Relator: Conselheira Catarina Sarmento e Castro
Acordam na 3.ª Secção do Tribunal Constitucional:
I - Relatório
1. Nestes autos, vindos do Tribunal da Relação de Lisboa, A. interpôs recurso, ao abrigo do artigo 70.º, n.º 1, alínea b), da Lei n.º 28/82, de 15 de novembro (Lei de Organização, Funcionamento e Processo do Tribunal Constitucional, doravante designada por LTC).

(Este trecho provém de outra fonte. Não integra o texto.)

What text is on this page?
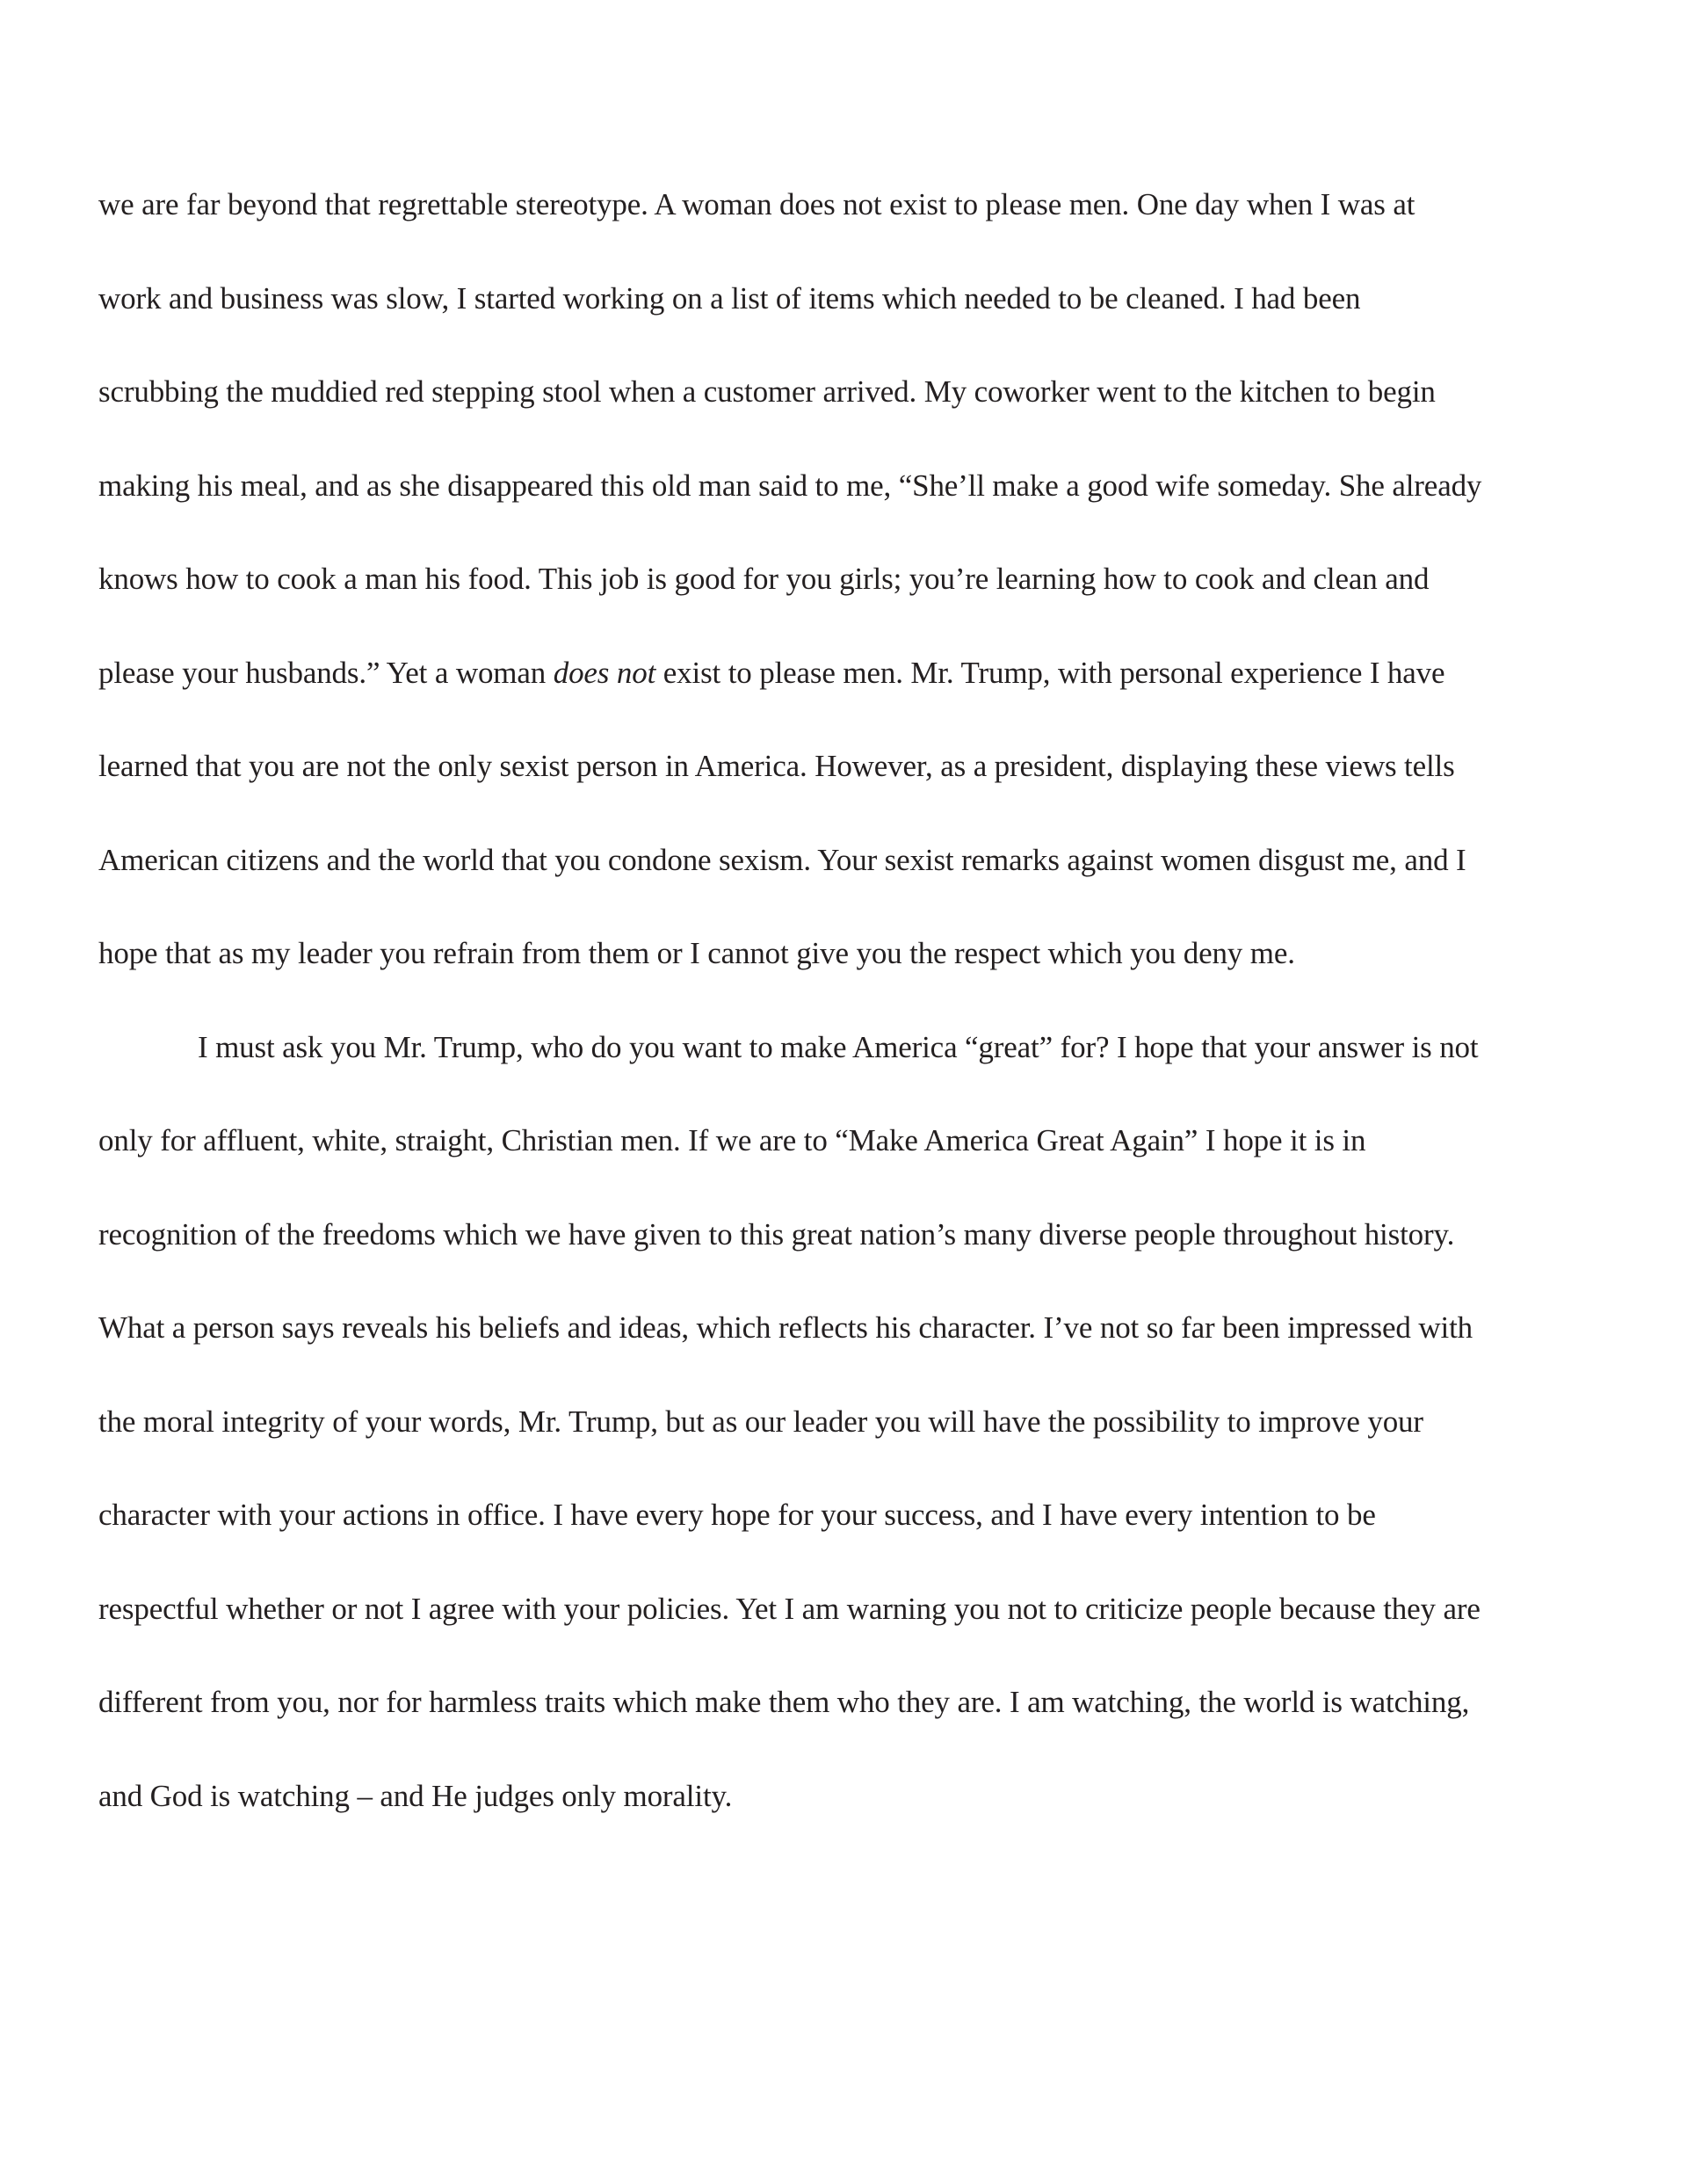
we are far beyond that regrettable stereotype. A woman does not exist to please men. One day when I was at
work and business was slow, I started working on a list of items which needed to be cleaned. I had been
scrubbing the muddied red stepping stool when a customer arrived. My coworker went to the kitchen to begin
making his meal, and as she disappeared this old man said to me, “She’ll make a good wife someday. She already
knows how to cook a man his food. This job is good for you girls; you’re learning how to cook and clean and
please your husbands.” Yet a woman does not exist to please men. Mr. Trump, with personal experience I have
learned that you are not the only sexist person in America. However, as a president, displaying these views tells
American citizens and the world that you condone sexism. Your sexist remarks against women disgust me, and I
hope that as my leader you refrain from them or I cannot give you the respect which you deny me.
I must ask you Mr. Trump, who do you want to make America “great” for? I hope that your answer is not
only for affluent, white, straight, Christian men. If we are to “Make America Great Again” I hope it is in
recognition of the freedoms which we have given to this great nation’s many diverse people throughout history.
What a person says reveals his beliefs and ideas, which reflects his character. I’ve not so far been impressed with
the moral integrity of your words, Mr. Trump, but as our leader you will have the possibility to improve your
character with your actions in office. I have every hope for your success, and I have every intention to be
respectful whether or not I agree with your policies. Yet I am warning you not to criticize people because they are
different from you, nor for harmless traits which make them who they are. I am watching, the world is watching,
and God is watching – and He judges only morality.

2. No requerimento de interposição de recurso, o respetivo objeto é delimitado nos seguintes termos:
“(…) apreciação de várias inconstitucionalidades na interpretação de normas aplicadas ou omissas (…):
das normas contidas nos art.ºs 119.º, alínea e), e 41.º, n.º 3, do Código de Processo Penal, bem como das que lhe são concomitantes e complementares, devendo ter sido tidas em consideração e aplicadas, as dos art.ºs 40.°, alínea c) e 41.°, n.º 1, também estas da citada lei processual penal, na interpretação imperfeitamente expressa mas percecionada e subentendida no próprio sentido das decisões e processado respetivo de que, em suma, o facto de estarem a decorrer dois julgamentos em processos distintos cujo tipo de ilícito e factos consubstanciadores da acusação são os mesmos, ainda que praticados em momentos distintos por agentes diferentes e num deles por o arguido o ser por ter prestado depoimento sobre os factos corporizantes do outro, não constitui razão bastante para que o processo de formação de convicção do juiz natural possa afetar a indispensável imparcialidade, vista a conexão fáctica, inexistindo, por isso, motivo legalmente válido e adequado ao impedimento do juiz num desses processos criminais e a correspondente violação das regras de competência do tribunal, tampouco constituindo nulidade;
da norma do art.º 126.°, n.º 3, do mesmo Código de Processo Penal, na interpretação – que melhor se alcança do texto tirado sobre o requerimento de correção do acórdão TRL – de que as missivas naturalmente confidenciais e cujo conteúdo faz presumir uma natural expectativa do seu autor em que não sejam reveladas, de acordo com as regras dos art.ºs 75.º e 78.º do Código Civil, podem ser admitidas como prova em julgamento criminal se já constavam nos autos nas fases anteriores de inquérito e instrução, não podendo ser consideradas meio proibido de prova por intromissão na correspondência e vida privada desse seu autor;
dos normativos conjugados dos art.ºs 133.º, n.º 1, alínea a), 315.º, n.º 1, e 316.º, n.º 1, também da lei processual penal, na tese – com explicitação aperfeiçoada no derradeiro acórdão do TRL – de que, em suma, inexiste conexão processual para efeitos de admissão de testemunhas mesmo se os factos básicos do processo em que a testemunha vai depor são os mesmos daqueles em que é arguida noutros autos, bem como de que mesmo que não exista rol de testemunhas dado com a contestação do arguido, este pode ainda indicá-las em sede de alteração ou aditamento;
das regras penais dos art.ºs 31.º, n.º 2, e 180.º, n.ºs 1 e 3, do Código Penal, em concomitante correlação com as dos art.ºs 91.º, n.º 1, e 134.º, n.º 1, alínea a), do Código de Processo Penal, na inusitada tese jurídica, mal detalhada mas percetível do conjunto de textos decisórios aqui sindicados, de que o tempo decorrido entre os factos testemunhados e o depoimento ajuramentado pode afetar a memória da testemunha e tal possibilidade beneficia de valoração desculpabilizante na aferição das contradições, mesmo que evidentes e percecionáveis, logo beneficia também de exclusão de ilicitude penal, mesmo quando legalmente a testemunha pode recusar a prestar depoimento e está expressamente advertida da cominação criminal da falta à verdade constante na fórmula do juramento exigido por lei expressa.”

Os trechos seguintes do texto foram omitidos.